Lo conferma Iom Libya, ovvero la sezione libica dell’Organizzazione mondiale per le migrazioni, con un tweet pubblicato nel pomeriggio di ieri: “Un tragico naufragio sarebbe avvenuto nel Mediterraneo centrale: circa 150 migranti risultano dispersi, mentre 145 sono stati riportati sulle coste libiche”. Conferme anche dalla guardia costiera libica: il suo portavoce ha affermato che i militari libici “hanno soccorso 125 migranti” e che “decine di persone potrebbero essere affogate”. Dei sopravvissuti si sta occupando l’Unhcr assistita dal International Medical Corps.

La stima di 150 vittime nel solo naufragio di cui si è avuta notizia ieri porta a oltre 300 i dispersi nel Mediterraneo in questi primi sette mesi dell’anno. Di certo, in questo caso, nessuno potrà accusare le navi delle Ong di aver agito da pull factor, ovvero da “fattore di attrazione”. Al di là di qualsiasi propaganda, la tragedia di ieri conferma che – presenti o meno le navi da soccorso delle organizzazioni umanitarie – le partenze avvengono ugualmente. Altrettanto certo è che in casi come quello di ieri, essendo arretrate le missioni internazionali, e in assenza di Ong, il pericolo che vi siano vittime di naufragi è notevolmente superiore. E quello di ieri è purtroppo il più tragico del 2019. Il portavoce dell’Unhcr per Africa e Mediterraneo/Libia, Charlie Yaxley, ieri ha commentato: “Uno dei sopravvissuti ha riferito che un grande gruppo di persone è morto in mare, e stima che potrebbe trattarsi di circa 150 persone. Notizie terribili. Se le cifre stimate sono corrette, si tratta del maggior numero di vittime nel Mediterraneo centrale nel 2019.Un promemoria, se ancora fosse necessario, del fatto che ci DEVE essere un cambiamento nell’approccio alla situazione nel Mediterraneo. Salvare vite in mare è un bisogno urgente”.
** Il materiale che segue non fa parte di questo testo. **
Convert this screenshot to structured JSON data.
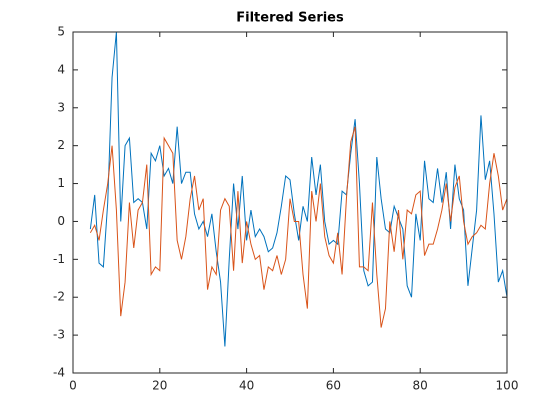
{
  "chart_data": {
    "type": "line",
    "title": "Filtered Series",
    "x": [
      4,
      5,
      6,
      7,
      8,
      9,
      10,
      11,
      12,
      13,
      14,
      15,
      16,
      17,
      18,
      19,
      20,
      21,
      22,
      23,
      24,
      25,
      26,
      27,
      28,
      29,
      30,
      31,
      32,
      33,
      34,
      35,
      36,
      37,
      38,
      39,
      40,
      41,
      42,
      43,
      44,
      45,
      46,
      47,
      48,
      49,
      50,
      51,
      52,
      53,
      54,
      55,
      56,
      57,
      58,
      59,
      60,
      61,
      62,
      63,
      64,
      65,
      66,
      67,
      68,
      69,
      70,
      71,
      72,
      73,
      74,
      75,
      76,
      77,
      78,
      79,
      80,
      81,
      82,
      83,
      84,
      85,
      86,
      87,
      88,
      89,
      90,
      91,
      92,
      93,
      94,
      95,
      96,
      97,
      98,
      99,
      100
    ],
    "series": [
      {
        "color": "#0072bd",
        "values": [
          -0.2,
          0.7,
          -1.1,
          -1.2,
          0.5,
          3.8,
          5.0,
          0.0,
          2.0,
          2.2,
          0.5,
          0.6,
          0.5,
          -0.2,
          1.8,
          1.6,
          2.0,
          1.2,
          1.4,
          1.0,
          2.5,
          1.0,
          1.3,
          1.3,
          0.2,
          -0.2,
          0.0,
          -0.4,
          0.2,
          -0.8,
          -1.6,
          -3.3,
          -1.0,
          1.0,
          -0.2,
          1.2,
          -0.5,
          0.3,
          -0.4,
          -0.2,
          -0.4,
          -0.8,
          -0.7,
          -0.3,
          0.4,
          1.2,
          1.1,
          0.2,
          -0.5,
          0.4,
          0.0,
          1.7,
          0.7,
          1.5,
          0.0,
          -0.6,
          -0.5,
          -0.6,
          0.8,
          0.7,
          1.8,
          2.7,
          1.0,
          -1.3,
          -1.7,
          -1.6,
          1.7,
          0.6,
          -0.2,
          -0.3,
          0.4,
          0.1,
          -0.2,
          -1.7,
          -2.0,
          0.2,
          -0.5,
          1.6,
          0.6,
          0.5,
          1.4,
          0.5,
          1.3,
          -0.2,
          1.5,
          0.6,
          0.3,
          -1.7,
          -0.7,
          0.3,
          2.8,
          1.1,
          1.6,
          0.2,
          -1.6,
          -1.3,
          -2.0
        ]
      },
      {
        "color": "#d95319",
        "values": [
          -0.3,
          -0.1,
          -0.5,
          0.3,
          1.0,
          2.0,
          0.3,
          -2.5,
          -1.6,
          0.5,
          -0.7,
          0.3,
          0.5,
          1.5,
          -1.4,
          -1.2,
          -1.3,
          2.2,
          2.0,
          1.8,
          -0.5,
          -1.0,
          -0.4,
          0.6,
          1.2,
          0.3,
          0.6,
          -1.8,
          -1.2,
          -1.4,
          0.3,
          0.6,
          0.4,
          -1.3,
          0.8,
          -1.1,
          0.0,
          -0.6,
          -1.0,
          -0.9,
          -1.8,
          -1.2,
          -1.3,
          -0.9,
          -1.4,
          -1.0,
          0.6,
          0.0,
          0.0,
          -1.4,
          -2.3,
          0.8,
          0.0,
          1.0,
          -0.4,
          -0.9,
          -1.1,
          -0.3,
          -1.4,
          0.6,
          2.1,
          2.5,
          -1.2,
          -1.2,
          -1.3,
          0.5,
          -1.4,
          -2.8,
          -2.3,
          0.0,
          -0.8,
          0.3,
          -1.0,
          0.3,
          0.2,
          0.7,
          0.8,
          -0.9,
          -0.6,
          -0.6,
          -0.2,
          0.3,
          1.0,
          0.0,
          0.9,
          1.2,
          0.0,
          -0.6,
          -0.4,
          -0.3,
          -0.1,
          -0.2,
          1.0,
          1.8,
          1.2,
          0.3,
          0.6
        ]
      }
    ],
    "xlim": [
      0,
      100
    ],
    "xticks": [
      0,
      20,
      40,
      60,
      80,
      100
    ],
    "ylim": [
      -4,
      5
    ],
    "yticks": [
      -4,
      -3,
      -2,
      -1,
      0,
      1,
      2,
      3,
      4,
      5
    ]
  }
}
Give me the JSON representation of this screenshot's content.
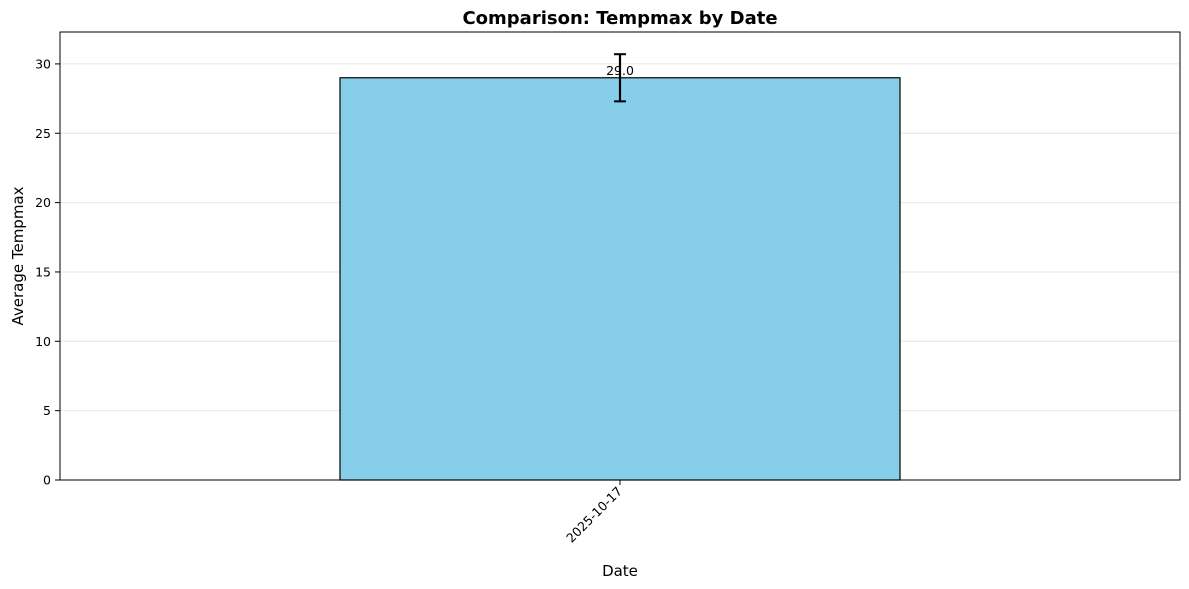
{
  "chart_data": {
    "type": "bar",
    "title": "Comparison: Tempmax by Date",
    "xlabel": "Date",
    "ylabel": "Average Tempmax",
    "categories": [
      "2025-10-17"
    ],
    "values": [
      29.0
    ],
    "error": [
      1.7
    ],
    "data_labels": [
      "29.0"
    ],
    "ylim": [
      0,
      32.3
    ],
    "yticks": [
      0,
      5,
      10,
      15,
      20,
      25,
      30
    ],
    "ytick_labels": [
      "0",
      "5",
      "10",
      "15",
      "20",
      "25",
      "30"
    ],
    "grid": "y",
    "bar_color": "#87CEEB",
    "edge_color": "#000000"
  }
}
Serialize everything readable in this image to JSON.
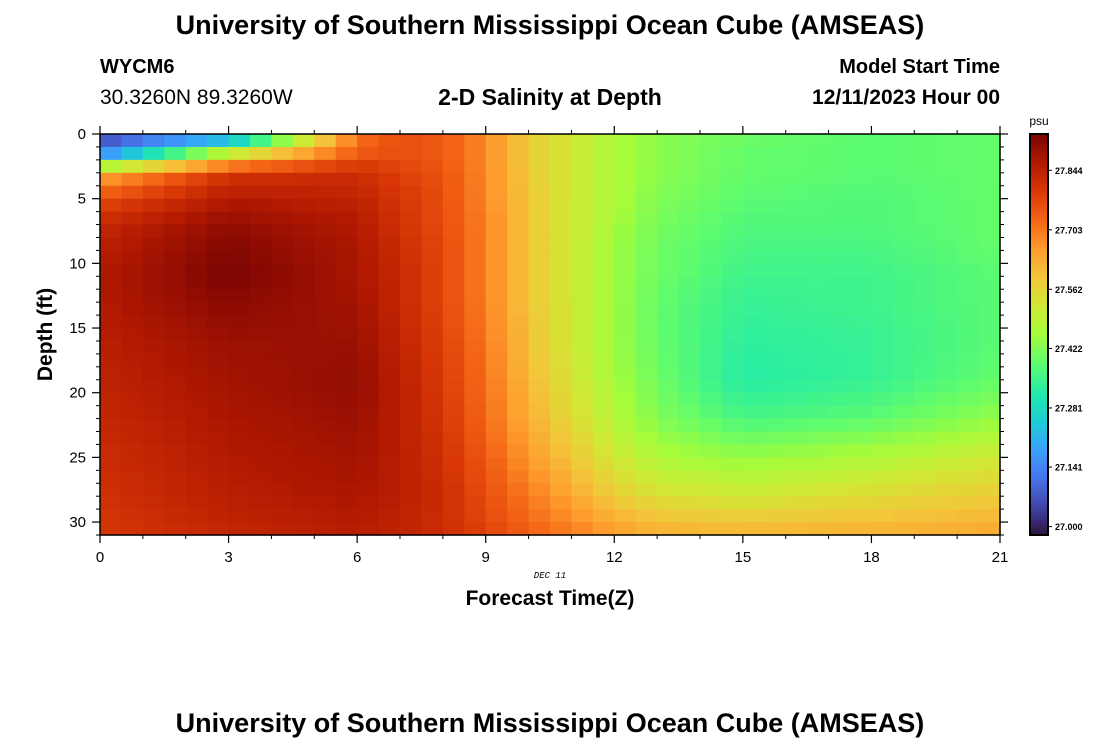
{
  "header": {
    "title": "University of Southern Mississippi Ocean Cube (AMSEAS)",
    "station_id": "WYCM6",
    "coordinates": "30.3260N  89.3260W",
    "plot_title": "2-D Salinity at Depth",
    "model_start_label": "Model Start Time",
    "model_start_value": "12/11/2023 Hour 00"
  },
  "footer": {
    "title": "University of Southern Mississippi Ocean Cube (AMSEAS)"
  },
  "chart_data": {
    "type": "heatmap",
    "title": "2-D Salinity at Depth",
    "xlabel": "Forecast Time(Z)",
    "ylabel": "Depth (ft)",
    "date_label": "DEC 11",
    "x_ticks": [
      0,
      3,
      6,
      9,
      12,
      15,
      18,
      21
    ],
    "y_ticks": [
      0,
      5,
      10,
      15,
      20,
      25,
      30
    ],
    "xlim": [
      0,
      21
    ],
    "ylim": [
      0,
      31
    ],
    "colorbar": {
      "unit": "psu",
      "ticks": [
        27.0,
        27.141,
        27.281,
        27.422,
        27.562,
        27.703,
        27.844
      ],
      "tick_labels": [
        "27.000",
        "27.141",
        "27.281",
        "27.422",
        "27.562",
        "27.703",
        "27.844"
      ],
      "range": [
        26.98,
        27.93
      ],
      "colors": [
        "#30123b",
        "#4145ab",
        "#4675ed",
        "#39a2fc",
        "#1bcfd4",
        "#24eca6",
        "#61fc6c",
        "#a4fc3b",
        "#d1e834",
        "#f3c63a",
        "#fe9b2d",
        "#f36315",
        "#d93806",
        "#b11901",
        "#7a0403"
      ]
    },
    "depth_rows": [
      0,
      1.5,
      3,
      5,
      7,
      9,
      11,
      13,
      16,
      19,
      22,
      25,
      28,
      30,
      31
    ],
    "time_columns": [
      0,
      3,
      6,
      7,
      8,
      9,
      10,
      11,
      12,
      13,
      15,
      18,
      21
    ],
    "salinity_grid": [
      [
        27.03,
        27.1,
        27.7,
        27.76,
        27.74,
        27.68,
        27.58,
        27.52,
        27.47,
        27.43,
        27.4,
        27.38,
        27.39
      ],
      [
        27.15,
        27.5,
        27.74,
        27.76,
        27.74,
        27.68,
        27.58,
        27.52,
        27.47,
        27.43,
        27.39,
        27.38,
        27.39
      ],
      [
        27.62,
        27.8,
        27.82,
        27.78,
        27.75,
        27.68,
        27.58,
        27.52,
        27.47,
        27.43,
        27.39,
        27.38,
        27.39
      ],
      [
        27.76,
        27.86,
        27.84,
        27.8,
        27.76,
        27.68,
        27.59,
        27.52,
        27.47,
        27.42,
        27.38,
        27.37,
        27.39
      ],
      [
        27.83,
        27.9,
        27.86,
        27.81,
        27.76,
        27.69,
        27.59,
        27.52,
        27.46,
        27.41,
        27.37,
        27.37,
        27.39
      ],
      [
        27.85,
        27.92,
        27.87,
        27.82,
        27.77,
        27.69,
        27.59,
        27.52,
        27.45,
        27.4,
        27.36,
        27.36,
        27.39
      ],
      [
        27.86,
        27.93,
        27.87,
        27.83,
        27.77,
        27.69,
        27.59,
        27.52,
        27.45,
        27.4,
        27.35,
        27.35,
        27.38
      ],
      [
        27.86,
        27.91,
        27.88,
        27.83,
        27.77,
        27.69,
        27.59,
        27.52,
        27.45,
        27.39,
        27.34,
        27.35,
        27.38
      ],
      [
        27.85,
        27.89,
        27.89,
        27.84,
        27.78,
        27.7,
        27.6,
        27.52,
        27.45,
        27.39,
        27.33,
        27.34,
        27.38
      ],
      [
        27.84,
        27.88,
        27.9,
        27.85,
        27.79,
        27.71,
        27.61,
        27.53,
        27.46,
        27.4,
        27.32,
        27.34,
        27.39
      ],
      [
        27.83,
        27.87,
        27.89,
        27.85,
        27.8,
        27.72,
        27.63,
        27.55,
        27.48,
        27.42,
        27.36,
        27.38,
        27.44
      ],
      [
        27.82,
        27.86,
        27.88,
        27.85,
        27.81,
        27.74,
        27.66,
        27.59,
        27.52,
        27.47,
        27.44,
        27.47,
        27.52
      ],
      [
        27.81,
        27.85,
        27.87,
        27.85,
        27.82,
        27.76,
        27.7,
        27.64,
        27.58,
        27.54,
        27.52,
        27.55,
        27.58
      ],
      [
        27.8,
        27.84,
        27.86,
        27.84,
        27.82,
        27.77,
        27.72,
        27.68,
        27.63,
        27.6,
        27.59,
        27.6,
        27.62
      ],
      [
        27.8,
        27.83,
        27.85,
        27.84,
        27.82,
        27.78,
        27.74,
        27.7,
        27.66,
        27.63,
        27.62,
        27.63,
        27.64
      ]
    ]
  }
}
Della stessa opinione l’Alto Commissario delle Nazioni Unite per i rifugiati: “È appena avvenuta la peggiore tragedia nel Mediterraneo di quest’anno. Deve riprendere ADESSO – esorta – il soccorso in mare, la fine dei campi di detenzione dei migranti in Libia, aumentando i percorsi sicuri per uscire della Libia, prima che sia troppo tardi per molta gente disperata”. E ancora: “Ripristinare il soccorso in mare, porre fine alle detenzioni di migranti e rifugiati in Libia, assicurare passaggi sicuri per uscire dal Paese. Deve avvenire ORA, prima che sia troppo tardi per altri disperati”. Mediterranea Saving Humans, la rete delle associazioni italiane che con Nave Mare Jonio e Nave Alex nei mesi scorsi ha monitorato il Mediterraneo centrale ieri ha commentato: “Il Mediterraneo è sempre più un cimitero. Ora basta. Fermiamo questa strage. I governi europei si adoperino per creare corridoi umanitari subito, per evacuare le donne, gli uomini e i bambini rinchiusi nei campi di concentramento libici. In mare c’è bisogno di soccorso. C’è bisogno anche di noi”.